The third annual DC Tattoo Expo certainly rivaled last year’s Baltimore Tattoo Convention in scope and substance.
Tattoos have long emerged from their subcultural roots and shed their “freak factor” cloak to boldly display their palettes, telling a story both about their owners and the artists who created them. Intensely public, yet simultaneous deeply personal, tattoos are pushing artistic boundaries in all sorts of strINK ways.
For many, conventions are the best place to get work done by artists they might not normally have access to. For others, it’s an opportunity to show support to their favorite artists by getting tattooed at the convention and showcasing the artists’ work. For others, it’s simply a chance to find some community and colorful camaraderie and enjoy the experience as an art show.


So what’s “in” in ink this year? “Portraits, divinity symbols of all kinds,” explains Paul Loh of Occoquan’s True Love Always Tattoo Studio. “Ribs are really big this year…probably due to workplace appropriateness concerns. The skin is really soft there, but it is super painful and people always move when I am tattooing them there. I am hoping the ribs become ‘the new tramp stamp’ because it is so hard to do them,” he says jokingly. When I spoke to him, he was tattooing an intricate African mask piece on Erick Atkinson, who had other similar designs in homage to his heritage. The time requirement–three hours…lest you had any illusions about how quickly even outline-only pieces take.
Fernando Prudencio, of the very popular H Street tattoo shop British Ink, chimes with his most popular tattoo requests: “Since we only do appointments and no walk-ins, we get a bit of a different client subset. A LOT of DC flags! And believe it or not, whatever celebrities are getting is really big. I did a TON of infinity symbols with the words ‘family’ or ‘love’ underneath this year. A lot feathers breaking into birds. When Rihanna got those Roman numerals…that too.”

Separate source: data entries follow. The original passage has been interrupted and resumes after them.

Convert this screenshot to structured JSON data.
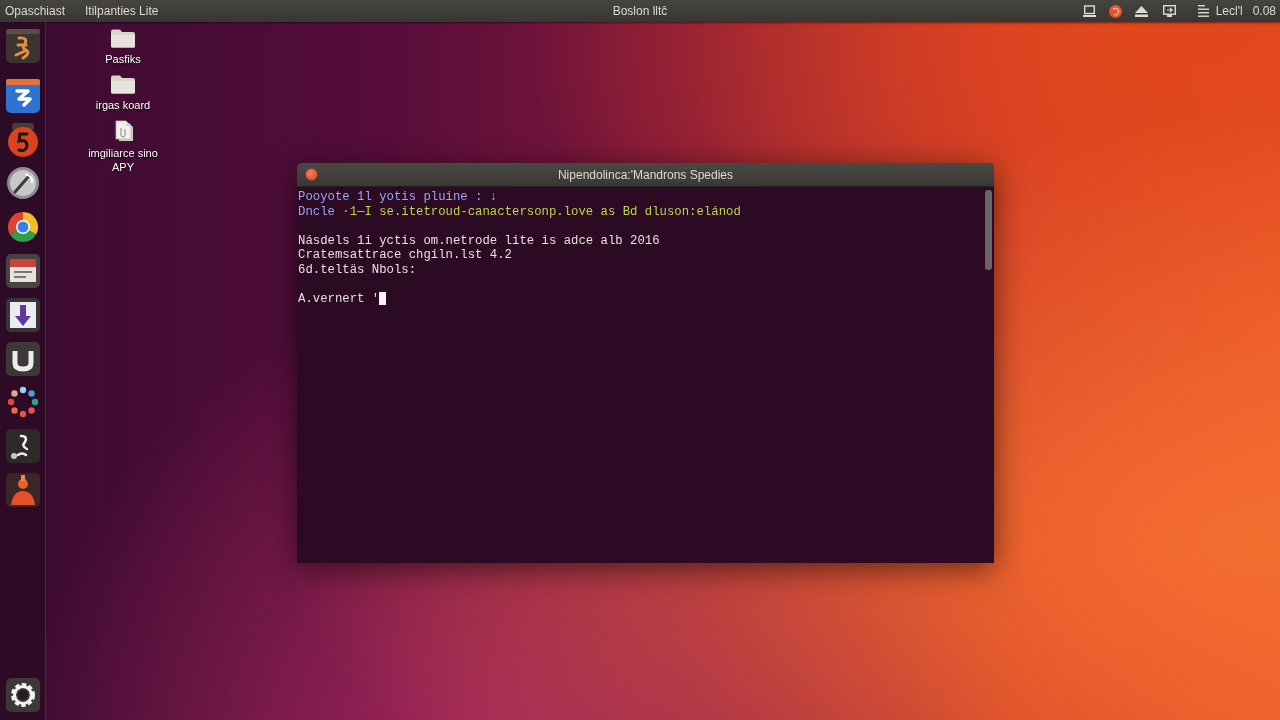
{
  "top_bar": {
    "menu_items": [
      "Opaschiast",
      "Itilpanties Lite"
    ],
    "title": "Boslon lltĉ",
    "indicator_label": "Lecl'l",
    "clock": "0.08"
  },
  "desktop_icons": [
    {
      "kind": "folder",
      "label": "Pasfiks"
    },
    {
      "kind": "folder",
      "label": "irgas koard"
    },
    {
      "kind": "file",
      "label": "imgiliarce sino APY"
    }
  ],
  "terminal": {
    "title": "Nipendolinca:'Mandrons Spedies",
    "output_blocks": [
      [
        {
          "segments": [
            {
              "text": "Pooyote 1l yotis pluine : ↓",
              "color": "#9aa6ee"
            }
          ],
          "cursor": false
        },
        {
          "segments": [
            {
              "text": "Dncle",
              "color": "#9aa6ee"
            },
            {
              "text": " ·1—I se.itetroud-canactersonp.love as Bd dluson:elánod",
              "color": "#b9d64c"
            }
          ],
          "cursor": false
        }
      ],
      [
        {
          "segments": [
            {
              "text": "Násdels 1i yctis om.netrode lite is adce alb 2016",
              "color": "#e6e2de"
            }
          ],
          "cursor": false
        },
        {
          "segments": [
            {
              "text": "Cratemsattrace chgiln.lst 4.2",
              "color": "#e6e2de"
            }
          ],
          "cursor": false
        },
        {
          "segments": [
            {
              "text": "6d.teltäs Nbols:",
              "color": "#e6e2de"
            }
          ],
          "cursor": false
        }
      ],
      [
        {
          "segments": [
            {
              "text": "A.vernert '",
              "color": "#e6e2de"
            }
          ],
          "cursor": true
        }
      ]
    ]
  }
}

Ink Master winner, Shane O’Neill,specializes in portraits, the hot item du jour for a good while now. As he explains, however, the portraits are not always in memoriam–they are often just a way to wear one’s heart and loved ones on one’s sleeve, literally. Annaliese Yoder got a portrait at Infamous Tattoos[Shane’s shop] of her grandfather, who is from Hamelin, the Pied Piper town in Germany. At the base of his feet are five mice, representing her aunts and nieces, a play on words. Ruben Cotreras got the face of Maria Felix, “Mexico’s Marilyn Monroe,” by Tommy Montoya in New York. Ink Master has been great in getting the word out about artists. Shane explains that before the show it might have taken 6-8 months to get an appointment; he is booked a year in a half in advance now, with frequent trips to Europe. Fellow Ink Master finalist, James Vaughn, was also staying busy, tattooing a sleeve on Tamara Ellis, working on his signature large Japanese-themed pieces.